Plan on investing in real estate? Target these 5 spots!

Money-House

1. Senior housing: An aging population is making senior housing a good bet for investors. “Senior housing is experiencing upward demand, but with this property type, you can’t increase rent as rapidly as you can with multifamily,” notes Barbara Byrne Denham, a Reis economist.

2. Student housing: The pre-tax yield for student housing properties was 7.6 percent during the first quarter of this year, according to data from Situs RERC. “Student housing operations are generally in line with the long-term trend, and the sector’s defensive attributes have not gone unnoticed by investors,” says Andy McCulloch, managing director and head of real estate analytics at Green Street Advisors. He notes that student housing is the best performing sector year-to-date in the REIT space.

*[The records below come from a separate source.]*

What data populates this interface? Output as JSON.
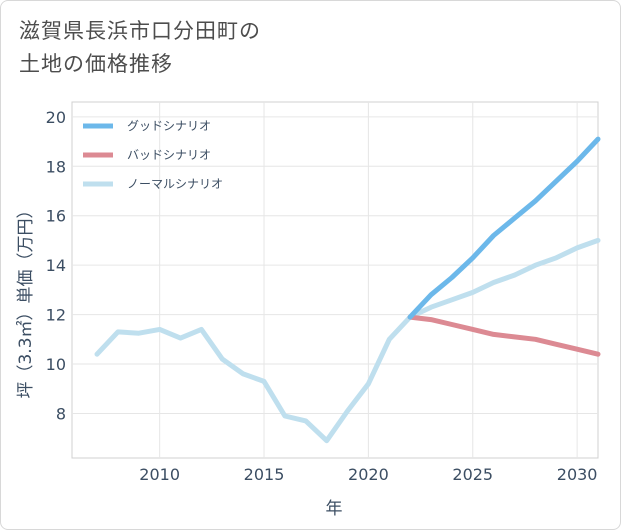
{
  "title_line1": "滋賀県長浜市口分田町の",
  "title_line2": "土地の価格推移",
  "chart_data": {
    "type": "line",
    "title": "滋賀県長浜市口分田町の土地の価格推移",
    "xlabel": "年",
    "ylabel": "坪（3.3㎡）単価（万円）",
    "xlim": [
      2005.8,
      2031
    ],
    "ylim": [
      6.2,
      20.6
    ],
    "xticks": [
      2010,
      2015,
      2020,
      2025,
      2030
    ],
    "yticks": [
      8,
      10,
      12,
      14,
      16,
      18,
      20
    ],
    "grid": true,
    "legend_position": "top-left",
    "series": [
      {
        "name": "グッドシナリオ",
        "color": "#6cb8ea",
        "x": [
          2022,
          2023,
          2024,
          2025,
          2026,
          2027,
          2028,
          2029,
          2030,
          2031
        ],
        "y": [
          11.9,
          12.8,
          13.5,
          14.3,
          15.2,
          15.9,
          16.6,
          17.4,
          18.2,
          19.1
        ]
      },
      {
        "name": "バッドシナリオ",
        "color": "#dc8a93",
        "x": [
          2022,
          2023,
          2024,
          2025,
          2026,
          2027,
          2028,
          2029,
          2030,
          2031
        ],
        "y": [
          11.9,
          11.8,
          11.6,
          11.4,
          11.2,
          11.1,
          11.0,
          10.8,
          10.6,
          10.4
        ]
      },
      {
        "name": "ノーマルシナリオ",
        "color": "#bfdfee",
        "x": [
          2007,
          2008,
          2009,
          2010,
          2011,
          2012,
          2013,
          2014,
          2015,
          2016,
          2017,
          2018,
          2019,
          2020,
          2021,
          2022,
          2023,
          2024,
          2025,
          2026,
          2027,
          2028,
          2029,
          2030,
          2031
        ],
        "y": [
          10.4,
          11.3,
          11.25,
          11.4,
          11.05,
          11.4,
          10.2,
          9.6,
          9.3,
          7.9,
          7.7,
          6.9,
          8.1,
          9.2,
          11.0,
          11.9,
          12.3,
          12.6,
          12.9,
          13.3,
          13.6,
          14.0,
          14.3,
          14.7,
          15.0
        ]
      }
    ]
  }
}
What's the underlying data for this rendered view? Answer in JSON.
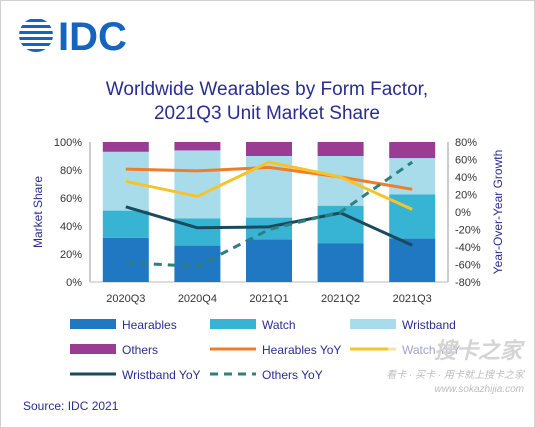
{
  "logo_text": "IDC",
  "source": "Source: IDC 2021",
  "watermark": {
    "main": "搜卡之家",
    "sub": "看卡 · 买卡 · 用卡就上搜卡之家",
    "url": "www.sokazhijia.com"
  },
  "colors": {
    "Hearables": "#1f78c1",
    "Watch": "#37b4d3",
    "Wristband": "#a9dcea",
    "Others": "#9b3c93",
    "Hearables YoY": "#ef7d2a",
    "Watch YoY": "#f6c42a",
    "Wristband YoY": "#1b4a5f",
    "Others YoY": "#2f7f80",
    "title": "#2a2d8f"
  },
  "chart_data": {
    "type": "bar",
    "stacked": true,
    "title": [
      "Worldwide Wearables by Form Factor,",
      "2021Q3 Unit Market Share"
    ],
    "categories": [
      "2020Q3",
      "2020Q4",
      "2021Q1",
      "2021Q2",
      "2021Q3"
    ],
    "ylabel": "Market Share",
    "y2label": "Year-Over-Year  Growth",
    "ylim": [
      0,
      100
    ],
    "y2lim": [
      -80,
      80
    ],
    "yticks": [
      "0%",
      "20%",
      "40%",
      "60%",
      "80%",
      "100%"
    ],
    "y2ticks": [
      "-80%",
      "-60%",
      "-40%",
      "-20%",
      "0%",
      "20%",
      "40%",
      "60%",
      "80%"
    ],
    "series": [
      {
        "name": "Hearables",
        "kind": "bar",
        "values": [
          31.5,
          26,
          30.5,
          27.5,
          31
        ]
      },
      {
        "name": "Watch",
        "kind": "bar",
        "values": [
          19.5,
          19.5,
          15.5,
          27,
          31.5
        ]
      },
      {
        "name": "Wristband",
        "kind": "bar",
        "values": [
          42,
          48.5,
          44,
          35.5,
          26
        ]
      },
      {
        "name": "Others",
        "kind": "bar",
        "values": [
          7,
          6,
          10,
          10,
          11.5
        ]
      }
    ],
    "yoy_series": [
      {
        "name": "Hearables YoY",
        "style": "solid",
        "values": [
          49,
          47,
          51,
          40,
          26
        ]
      },
      {
        "name": "Watch YoY",
        "style": "solid",
        "values": [
          35,
          18,
          57,
          40,
          3
        ]
      },
      {
        "name": "Wristband YoY",
        "style": "solid",
        "values": [
          6,
          -18,
          -17,
          -1,
          -38
        ]
      },
      {
        "name": "Others YoY",
        "style": "dashed",
        "values": [
          -58,
          -62,
          -20,
          0,
          57
        ]
      }
    ],
    "legend": {
      "placement": "bottom",
      "items": [
        "Hearables",
        "Watch",
        "Wristband",
        "Others",
        "Hearables YoY",
        "Watch YoY",
        "Wristband YoY",
        "Others YoY"
      ]
    },
    "grid": false
  }
}
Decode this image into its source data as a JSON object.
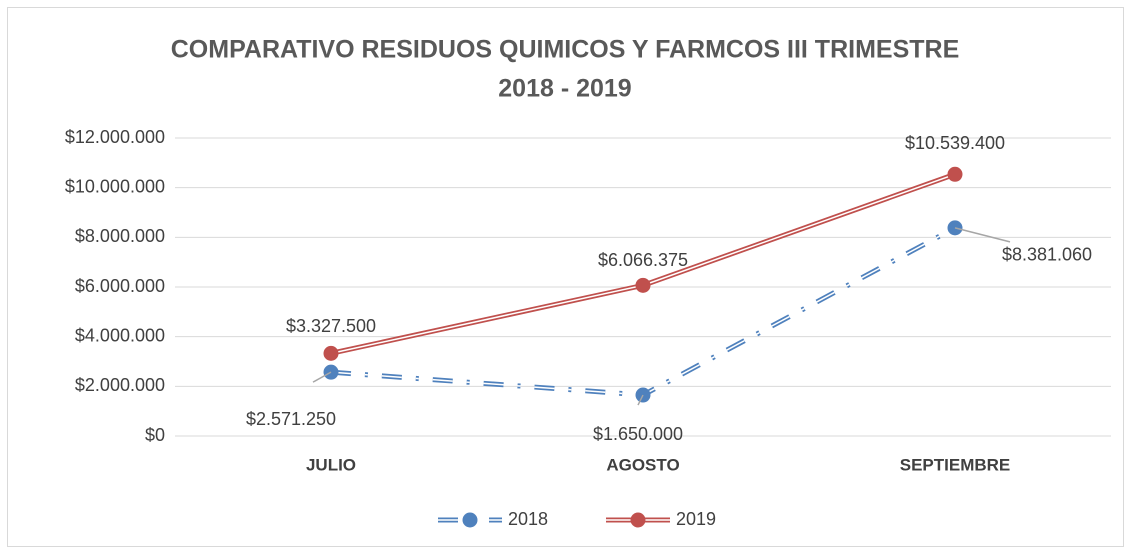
{
  "chart_data": {
    "type": "line",
    "title": [
      "COMPARATIVO RESIDUOS QUIMICOS Y FARMCOS III TRIMESTRE",
      "2018 - 2019"
    ],
    "categories": [
      "JULIO",
      "AGOSTO",
      "SEPTIEMBRE"
    ],
    "series": [
      {
        "name": "2018",
        "color": "#4f81bd",
        "style": "dash-dot",
        "values": [
          2571250,
          1650000,
          8381060
        ],
        "value_labels": [
          "$2.571.250",
          "$1.650.000",
          "$8.381.060"
        ]
      },
      {
        "name": "2019",
        "color": "#c0504d",
        "style": "solid",
        "values": [
          3327500,
          6066375,
          10539400
        ],
        "value_labels": [
          "$3.327.500",
          "$6.066.375",
          "$10.539.400"
        ]
      }
    ],
    "ylim": [
      0,
      12000000
    ],
    "yticks": [
      {
        "value": 0,
        "label": "$0"
      },
      {
        "value": 2000000,
        "label": "$2.000.000"
      },
      {
        "value": 4000000,
        "label": "$4.000.000"
      },
      {
        "value": 6000000,
        "label": "$6.000.000"
      },
      {
        "value": 8000000,
        "label": "$8.000.000"
      },
      {
        "value": 10000000,
        "label": "$10.000.000"
      },
      {
        "value": 12000000,
        "label": "$12.000.000"
      }
    ],
    "grid": true,
    "legend": "bottom"
  }
}
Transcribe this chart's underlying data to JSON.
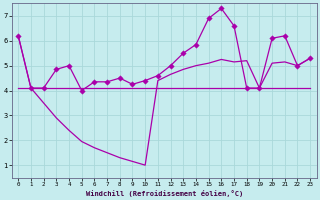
{
  "xlabel": "Windchill (Refroidissement éolien,°C)",
  "bg_color": "#c6ecee",
  "grid_color": "#aad8da",
  "line_color": "#aa00aa",
  "xlim": [
    -0.5,
    23.5
  ],
  "ylim": [
    0.5,
    7.5
  ],
  "xticks": [
    0,
    1,
    2,
    3,
    4,
    5,
    6,
    7,
    8,
    9,
    10,
    11,
    12,
    13,
    14,
    15,
    16,
    17,
    18,
    19,
    20,
    21,
    22,
    23
  ],
  "yticks": [
    1,
    2,
    3,
    4,
    5,
    6,
    7
  ],
  "series_zigzag_x": [
    0,
    1,
    2,
    3,
    4,
    5,
    6,
    7,
    8,
    9,
    10,
    11,
    12,
    13,
    14,
    15,
    16,
    17,
    18,
    19,
    20,
    21,
    22,
    23
  ],
  "series_zigzag_y": [
    6.2,
    4.1,
    4.1,
    4.85,
    5.0,
    4.0,
    4.35,
    4.35,
    4.5,
    4.25,
    4.4,
    4.6,
    5.0,
    5.5,
    5.85,
    6.9,
    7.3,
    6.6,
    4.1,
    4.1,
    6.1,
    6.2,
    5.0,
    5.3
  ],
  "series_diagonal_x": [
    0,
    1,
    2,
    3,
    4,
    5,
    6,
    7,
    8,
    9,
    10,
    11,
    12,
    13,
    14,
    15,
    16,
    17,
    18,
    19,
    20,
    21,
    22,
    23
  ],
  "series_diagonal_y": [
    6.2,
    4.1,
    3.5,
    2.9,
    2.4,
    1.95,
    1.7,
    1.5,
    1.3,
    1.15,
    1.0,
    4.4,
    4.65,
    4.85,
    5.0,
    5.1,
    5.25,
    5.15,
    5.2,
    4.1,
    5.1,
    5.15,
    5.0,
    5.3
  ],
  "series_flat_x": [
    0,
    1,
    2,
    3,
    4,
    5,
    6,
    7,
    8,
    9,
    10,
    11,
    12,
    13,
    14,
    15,
    16,
    17,
    18,
    19,
    20,
    21,
    22,
    23
  ],
  "series_flat_y": [
    4.1,
    4.1,
    4.1,
    4.1,
    4.1,
    4.1,
    4.1,
    4.1,
    4.1,
    4.1,
    4.1,
    4.1,
    4.1,
    4.1,
    4.1,
    4.1,
    4.1,
    4.1,
    4.1,
    4.1,
    4.1,
    4.1,
    4.1,
    4.1
  ]
}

3. Warehouses: Big-box flex warehouse space is one of the healthiest industrial sub-sectors, which has been getting a lift from e-commerce tenants. “Against a backdrop of healthy demand boosted by e-commerce, market rent growth has been stronger than expected,” McCulloch told the National Real Estate Investor. “While new supply and obsolescence are always concerns for industrial, the sector’s future growth prospects look better than past performance would suggest.”

4. Neighborhood community centers: Situs RERC calls the neighborhood community center the second-best investment at the moment, right behind industrial warehouses. “Strip center tenants are generally healthier than mall tenants today, especially when putting department stores into the mix,” McCulloch notes. “While retailer bankruptcies are a continued nuisance in the strip sector, the lack of ground-up development points toward a continued improvement in operating fundamentals.”

5. Self-storage: The price appreciation within the self-storage industry has risen 16 percent over the past year, according to data from Green Street Advisors. “Storage continues to become more accepted as an institutional asset class, and operating fundamentals have been phenomenal,” says McCulloch. “Higher cap rates, solid NOI [net operating income] growth, and low cap-ex make self-storage a great business.”